The Design of a Database Processing Unit

Martha Kim (Columbia University)

Tuesday, Feb. 11th, 4:00pm-5:00pm
Hamerschlag Hall D-210

Abstract

With the global pool of data growing at 2.5 quintillion bytes per day and 90% of it produced in the last two years, there is no doubt the era of big data has arrived. This talk presents a targeted deployment of hardware accelerators to improve the throughput and energy efficiency of large-scale data processing. This talk describes Database Processing Units, or DPUs, a class domain-specific database processors that can efficiently handle database applications, and present the instruction set architecture, microarchitecture, and hardware implementation of one DPU, called the Q100. The Q100 has a collection of heterogeneous ASIC tiles that process relational tables and columns quickly and energy-efficiently. The architecture uses coarse grained instructions that manipulate streams of data, thereby maximizing pipeline and data parallelism, and minimizing the need to time multiplex the accelerator tiles and spill intermediate results to memory.

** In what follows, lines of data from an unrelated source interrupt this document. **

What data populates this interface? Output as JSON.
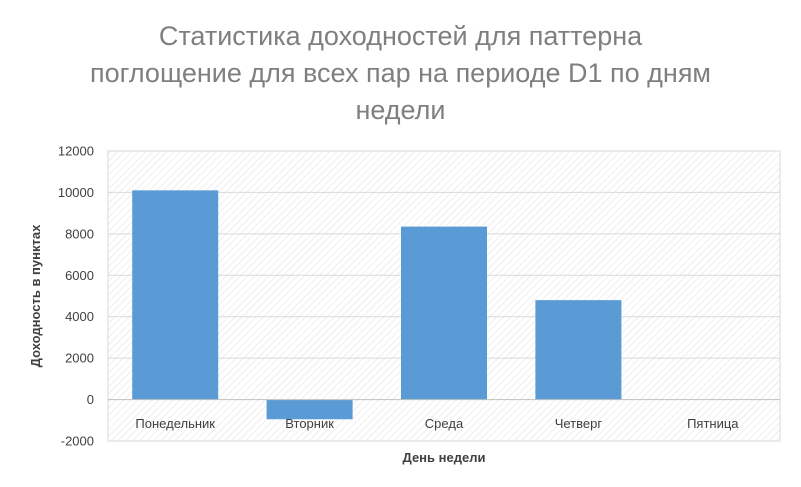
{
  "chart_data": {
    "type": "bar",
    "title_lines": [
      "Статистика доходностей для паттерна",
      "поглощение для всех пар на периоде D1 по дням",
      "недели"
    ],
    "categories": [
      "Понедельник",
      "Вторник",
      "Среда",
      "Четверг",
      "Пятница"
    ],
    "values": [
      10100,
      -950,
      8350,
      4800,
      0
    ],
    "xlabel": "День недели",
    "ylabel": "Доходность в пунктах",
    "ylim": [
      -2000,
      12000
    ],
    "yticks": [
      12000,
      10000,
      8000,
      6000,
      4000,
      2000,
      0,
      -2000
    ],
    "ytick_labels": [
      "12000",
      "10000",
      "8000",
      "6000",
      "4000",
      "2000",
      "0",
      "-2000"
    ],
    "grid": true,
    "legend": "none",
    "bar_color": "#5b9bd5"
  }
}
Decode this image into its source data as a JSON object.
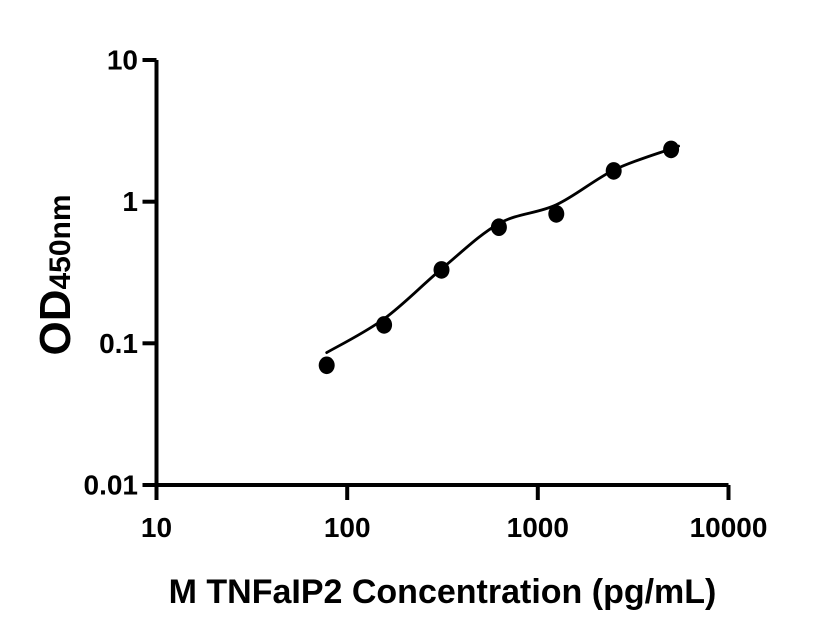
{
  "chart_data": {
    "type": "scatter",
    "title": "",
    "xlabel": "M TNFaIP2 Concentration (pg/mL)",
    "ylabel_main": "OD",
    "ylabel_sub": "450nm",
    "x_scale": "log",
    "y_scale": "log",
    "xlim": [
      10,
      10000
    ],
    "ylim": [
      0.01,
      10
    ],
    "grid": false,
    "legend": null,
    "axis_color": "#000000",
    "x_ticks": [
      {
        "value": 10,
        "label": "10"
      },
      {
        "value": 100,
        "label": "100"
      },
      {
        "value": 1000,
        "label": "1000"
      },
      {
        "value": 10000,
        "label": "10000"
      }
    ],
    "y_ticks": [
      {
        "value": 10,
        "label": "10"
      },
      {
        "value": 1,
        "label": "1"
      },
      {
        "value": 0.1,
        "label": "0.1"
      },
      {
        "value": 0.01,
        "label": "0.01"
      }
    ],
    "series": [
      {
        "name": "standard-points",
        "marker": "filled-circle",
        "color": "#000000",
        "points": [
          {
            "x": 78.125,
            "y": 0.07
          },
          {
            "x": 156.25,
            "y": 0.135
          },
          {
            "x": 312.5,
            "y": 0.33
          },
          {
            "x": 625,
            "y": 0.66
          },
          {
            "x": 1250,
            "y": 0.82
          },
          {
            "x": 2500,
            "y": 1.65
          },
          {
            "x": 5000,
            "y": 2.34
          }
        ]
      }
    ],
    "fit_curve": {
      "name": "standard-curve-fit",
      "color": "#000000",
      "points": [
        {
          "x": 78.125,
          "y": 0.086
        },
        {
          "x": 156.25,
          "y": 0.149
        },
        {
          "x": 312.5,
          "y": 0.335
        },
        {
          "x": 625,
          "y": 0.7
        },
        {
          "x": 1250,
          "y": 0.95
        },
        {
          "x": 2500,
          "y": 1.67
        },
        {
          "x": 5000,
          "y": 2.36
        }
      ]
    }
  }
}
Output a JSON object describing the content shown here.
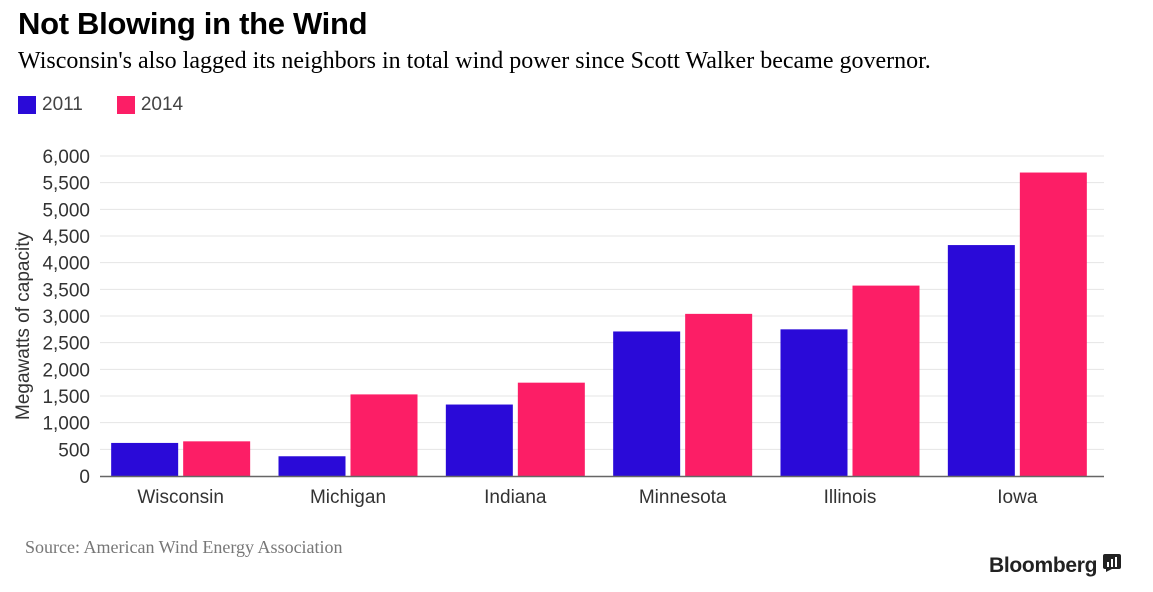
{
  "title": "Not Blowing in the Wind",
  "subtitle": "Wisconsin's also lagged its neighbors in total wind power since Scott Walker became governor.",
  "source": "Source: American Wind Energy Association",
  "brand": "Bloomberg",
  "brand_icon": "bloomberg-terminal-icon",
  "colors": {
    "series_2011": "#2A0AD8",
    "series_2014": "#FC1E66",
    "grid": "#e4e4e4",
    "axis": "#666666"
  },
  "chart_data": {
    "type": "bar",
    "title": "Not Blowing in the Wind",
    "xlabel": "",
    "ylabel": "Megawatts of capacity",
    "ylim": [
      0,
      6000
    ],
    "yticks": [
      0,
      500,
      1000,
      1500,
      2000,
      2500,
      3000,
      3500,
      4000,
      4500,
      5000,
      5500,
      6000
    ],
    "ytick_labels": [
      "0",
      "500",
      "1,000",
      "1,500",
      "2,000",
      "2,500",
      "3,000",
      "3,500",
      "4,000",
      "4,500",
      "5,000",
      "5,500",
      "6,000"
    ],
    "categories": [
      "Wisconsin",
      "Michigan",
      "Indiana",
      "Minnesota",
      "Illinois",
      "Iowa"
    ],
    "series": [
      {
        "name": "2011",
        "values": [
          620,
          370,
          1340,
          2710,
          2750,
          4330
        ]
      },
      {
        "name": "2014",
        "values": [
          650,
          1530,
          1750,
          3040,
          3570,
          5690
        ]
      }
    ],
    "grid": true,
    "legend": "top-left"
  }
}
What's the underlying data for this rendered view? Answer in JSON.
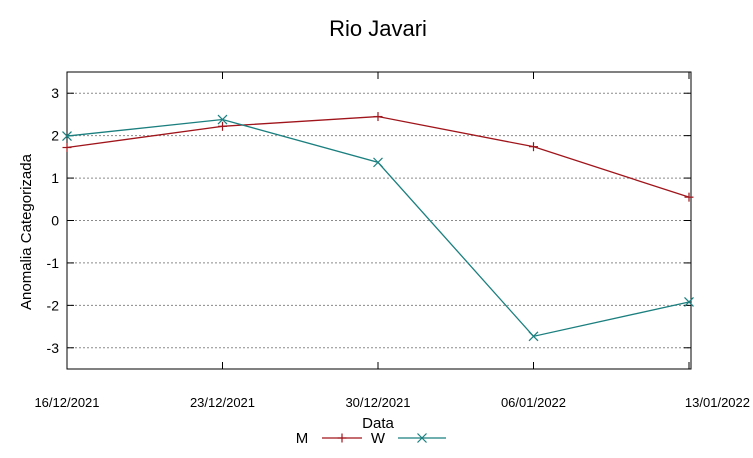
{
  "chart_data": {
    "type": "line",
    "title": "Rio Javari",
    "xlabel": "Data",
    "ylabel": "Anomalia Categorizada",
    "categories": [
      "16/12/2021",
      "23/12/2021",
      "30/12/2021",
      "06/01/2022",
      "13/01/2022"
    ],
    "yticks": [
      "3",
      "2",
      "1",
      "0",
      "-1",
      "-2",
      "-3"
    ],
    "ytick_values": [
      3,
      2,
      1,
      0,
      -1,
      -2,
      -3
    ],
    "ylim": [
      -3.5,
      3.5
    ],
    "grid": true,
    "legend": "bottom-center",
    "series": [
      {
        "name": "M",
        "marker": "+",
        "color": "#a0151b",
        "values": [
          1.72,
          2.22,
          2.45,
          1.74,
          0.55
        ]
      },
      {
        "name": "W",
        "marker": "x",
        "color": "#1b7f7f",
        "values": [
          1.99,
          2.38,
          1.37,
          -2.73,
          -1.92
        ]
      }
    ]
  }
}
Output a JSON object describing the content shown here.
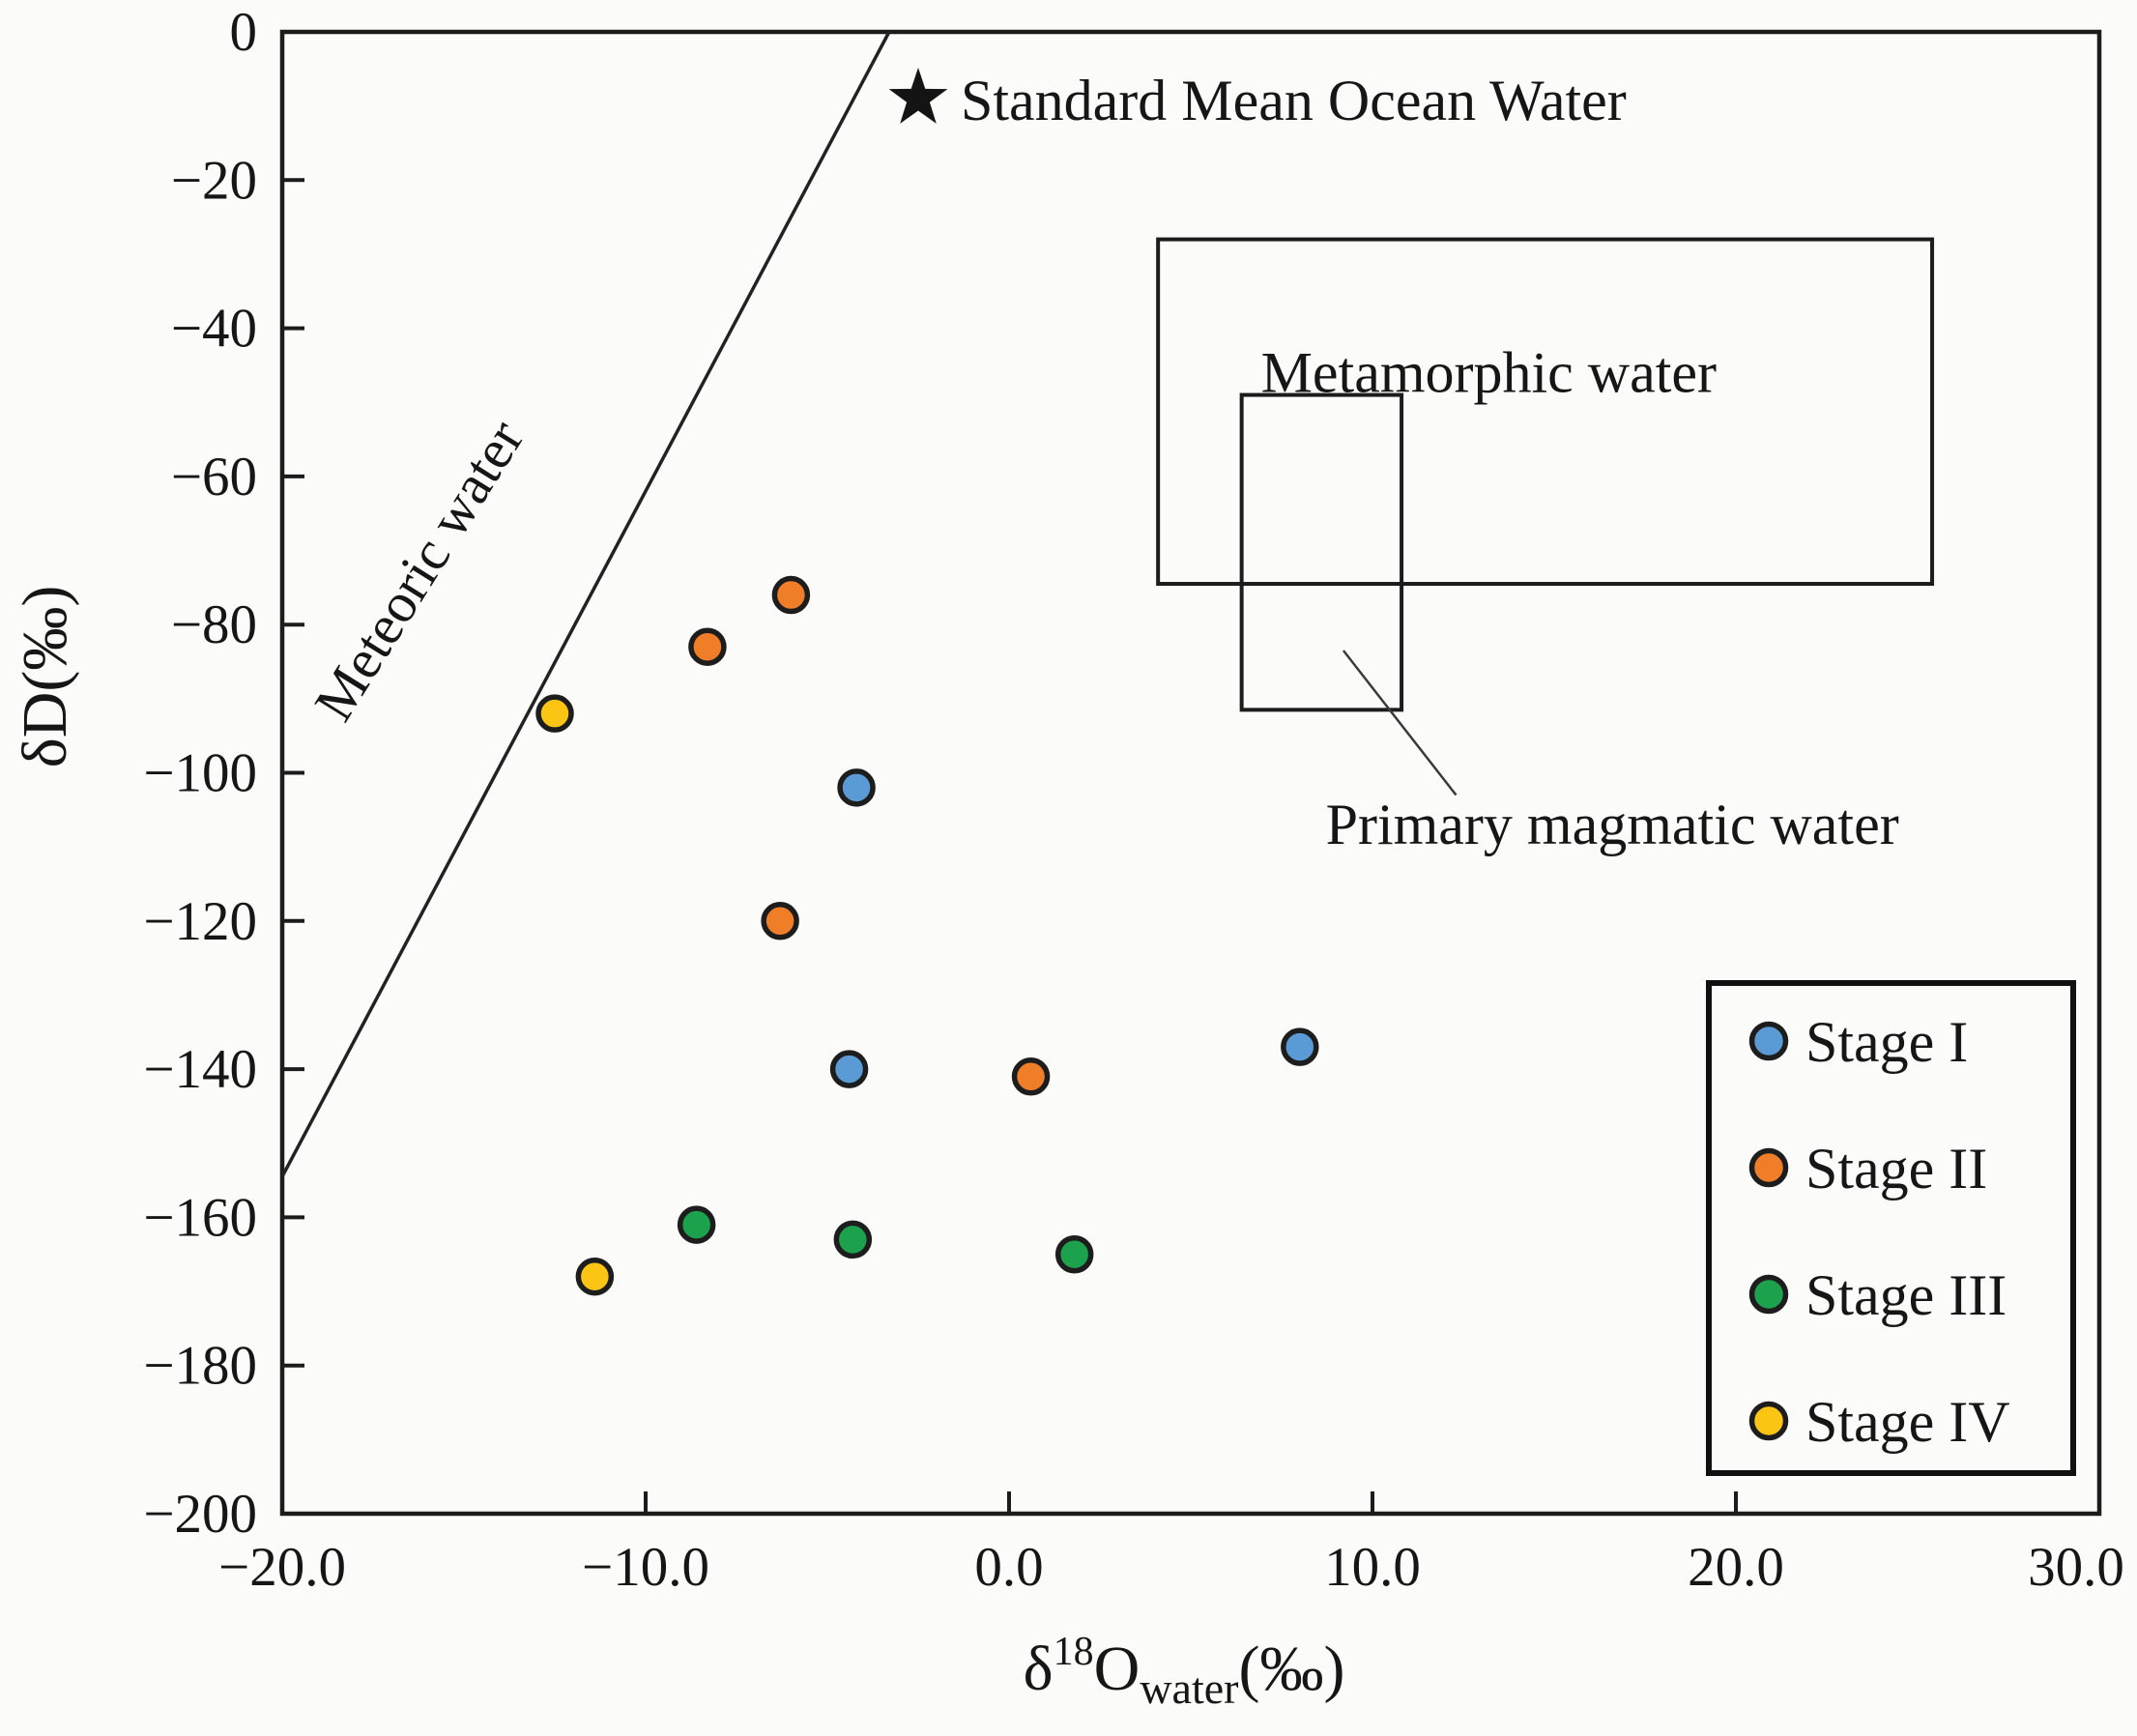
{
  "figure": {
    "background": "#fbfbf9",
    "axis_color": "#1c1c1c",
    "text_color": "#161616"
  },
  "chart_data": {
    "type": "scatter",
    "title": "",
    "xlabel": {
      "delta": "δ",
      "sup": "18",
      "element": "O",
      "sub": "water",
      "unit": "(‰)"
    },
    "ylabel": "δD(‰)",
    "xlim": [
      -20,
      30
    ],
    "ylim": [
      -200,
      0
    ],
    "grid": false,
    "x_tick_values": [
      -20,
      -10,
      0,
      10,
      20,
      30
    ],
    "x_tick_labels": [
      "−20.0",
      "−10.0",
      "0.0",
      "10.0",
      "20.0",
      "30.0"
    ],
    "x_ticks_with_mark": [
      -10,
      0,
      10,
      20
    ],
    "y_tick_values": [
      0,
      -20,
      -40,
      -60,
      -80,
      -100,
      -120,
      -140,
      -160,
      -180,
      -200
    ],
    "y_tick_labels": [
      "0",
      "−20",
      "−40",
      "−60",
      "−80",
      "−100",
      "−120",
      "−140",
      "−160",
      "−180",
      "−200"
    ],
    "y_ticks_with_mark": [
      -20,
      -40,
      -60,
      -80,
      -100,
      -120,
      -140,
      -160,
      -180
    ],
    "series": [
      {
        "name": "Stage I",
        "color": "#5B9BD5",
        "points": [
          [
            -4.2,
            -102
          ],
          [
            -4.4,
            -140
          ],
          [
            8.0,
            -137
          ]
        ]
      },
      {
        "name": "Stage II",
        "color": "#F07D28",
        "points": [
          [
            -6.0,
            -76
          ],
          [
            -8.3,
            -83
          ],
          [
            -6.3,
            -120
          ],
          [
            0.6,
            -141
          ]
        ]
      },
      {
        "name": "Stage III",
        "color": "#1CA24D",
        "points": [
          [
            -8.6,
            -161
          ],
          [
            -4.3,
            -163
          ],
          [
            1.8,
            -165
          ]
        ]
      },
      {
        "name": "Stage IV",
        "color": "#FDC513",
        "points": [
          [
            -12.5,
            -92
          ],
          [
            -11.4,
            -168
          ]
        ]
      }
    ],
    "marker": {
      "stroke": "#1d1d1d"
    },
    "meteoric_line": {
      "label": "Meteoric water",
      "from": [
        -20,
        -154.5
      ],
      "to": [
        -3.3,
        0
      ],
      "label_pos": [
        -15.8,
        -74
      ],
      "label_angle_deg": -58
    },
    "smow": {
      "label": "Standard Mean Ocean Water",
      "star_pos": [
        -2.5,
        -9
      ],
      "star_color": "#141414"
    },
    "boxes": [
      {
        "id": "metamorphic-water-box",
        "label": "Metamorphic water",
        "x": [
          4.1,
          25.4
        ],
        "y": [
          -74.5,
          -28
        ],
        "label_pos": [
          13.2,
          -46
        ]
      },
      {
        "id": "primary-magmatic-water-box",
        "label": "Primary magmatic water",
        "x": [
          6.4,
          10.8
        ],
        "y": [
          -91.5,
          -49
        ],
        "label_pos": [
          16.6,
          -107
        ],
        "leader": [
          [
            9.2,
            -83.5
          ],
          [
            12.3,
            -103
          ]
        ]
      }
    ],
    "legend": {
      "position": "lower right",
      "entries": [
        "Stage I",
        "Stage II",
        "Stage III",
        "Stage IV"
      ]
    }
  }
}
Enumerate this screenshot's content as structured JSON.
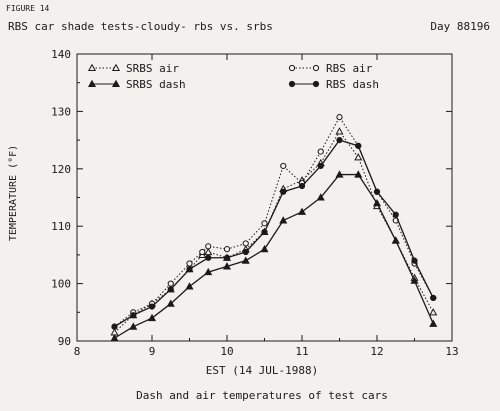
{
  "figure_label": "FIGURE 14",
  "chart_data": {
    "type": "line",
    "title": "RBS car shade tests-cloudy- rbs vs. srbs",
    "day_label": "Day 88196",
    "xlabel": "EST (14 JUL-1988)",
    "ylabel": "TEMPERATURE (°F)",
    "caption": "Dash and air temperatures of test cars",
    "xlim": [
      8,
      13
    ],
    "ylim": [
      90,
      140
    ],
    "xticks": [
      8,
      9,
      10,
      11,
      12,
      13
    ],
    "yticks": [
      90,
      100,
      110,
      120,
      130,
      140
    ],
    "grid": false,
    "legend_position": "top",
    "series": [
      {
        "name": "SRBS air",
        "line_style": "dotted",
        "marker": "open-triangle",
        "x": [
          8.5,
          8.75,
          9.0,
          9.25,
          9.5,
          9.67,
          9.75,
          10.0,
          10.25,
          10.5,
          10.75,
          11.0,
          11.25,
          11.5,
          11.75,
          12.0,
          12.25,
          12.5,
          12.75
        ],
        "y": [
          91.5,
          94.5,
          96.5,
          99.0,
          102.5,
          105.0,
          105.5,
          104.5,
          106.0,
          109.0,
          116.5,
          118.0,
          121.0,
          126.5,
          122.0,
          113.5,
          107.5,
          101.0,
          95.0
        ]
      },
      {
        "name": "SRBS dash",
        "line_style": "solid",
        "marker": "filled-triangle",
        "x": [
          8.5,
          8.75,
          9.0,
          9.25,
          9.5,
          9.75,
          10.0,
          10.25,
          10.5,
          10.75,
          11.0,
          11.25,
          11.5,
          11.75,
          12.0,
          12.25,
          12.5,
          12.75
        ],
        "y": [
          90.5,
          92.5,
          94.0,
          96.5,
          99.5,
          102.0,
          103.0,
          104.0,
          106.0,
          111.0,
          112.5,
          115.0,
          119.0,
          119.0,
          114.0,
          107.5,
          100.5,
          93.0
        ]
      },
      {
        "name": "RBS air",
        "line_style": "dotted",
        "marker": "open-circle",
        "x": [
          8.5,
          8.75,
          9.0,
          9.25,
          9.5,
          9.67,
          9.75,
          10.0,
          10.25,
          10.5,
          10.75,
          11.0,
          11.25,
          11.5,
          11.75,
          12.0,
          12.25,
          12.5,
          12.75
        ],
        "y": [
          92.5,
          95.0,
          96.5,
          100.0,
          103.5,
          105.5,
          106.5,
          106.0,
          107.0,
          110.5,
          120.5,
          117.5,
          123.0,
          129.0,
          124.0,
          116.0,
          111.0,
          103.5,
          97.5
        ]
      },
      {
        "name": "RBS dash",
        "line_style": "solid",
        "marker": "filled-circle",
        "x": [
          8.5,
          8.75,
          9.0,
          9.25,
          9.5,
          9.75,
          10.0,
          10.25,
          10.5,
          10.75,
          11.0,
          11.25,
          11.5,
          11.75,
          12.0,
          12.25,
          12.5,
          12.75
        ],
        "y": [
          92.5,
          94.5,
          96.0,
          99.0,
          102.5,
          104.5,
          104.5,
          105.5,
          109.0,
          116.0,
          117.0,
          120.5,
          125.0,
          124.0,
          116.0,
          112.0,
          104.0,
          97.5
        ]
      }
    ]
  }
}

This talk will outline the motivation, design, evaluation and challenges of such data processing systems.

Bio

Martha Kim is an Assistant Professor of Computer Science at Columbia University where she leads the ARCADE Lab. Kim's research interests are in computer architecture, parallel programming, compilers, and low-power computing. Her work has explored low-cost chip manufacturing systems, reconfigurable communication networks, and fine-grained parallel application profiling techniques. Her current research focuses on hardware and software techniques to improve the usability of hardware accelerators as well as data-centric accelerator design. Kim holds a PhD in Computer Science and Engineering from the University of Washington and a bachelors in Computer Science from Harvard University. She is the recipient of the 2013 Rodriguez Family Award in recognition of the research achievements of underrepresented junior faculty and a 2013 NSF CAREER award.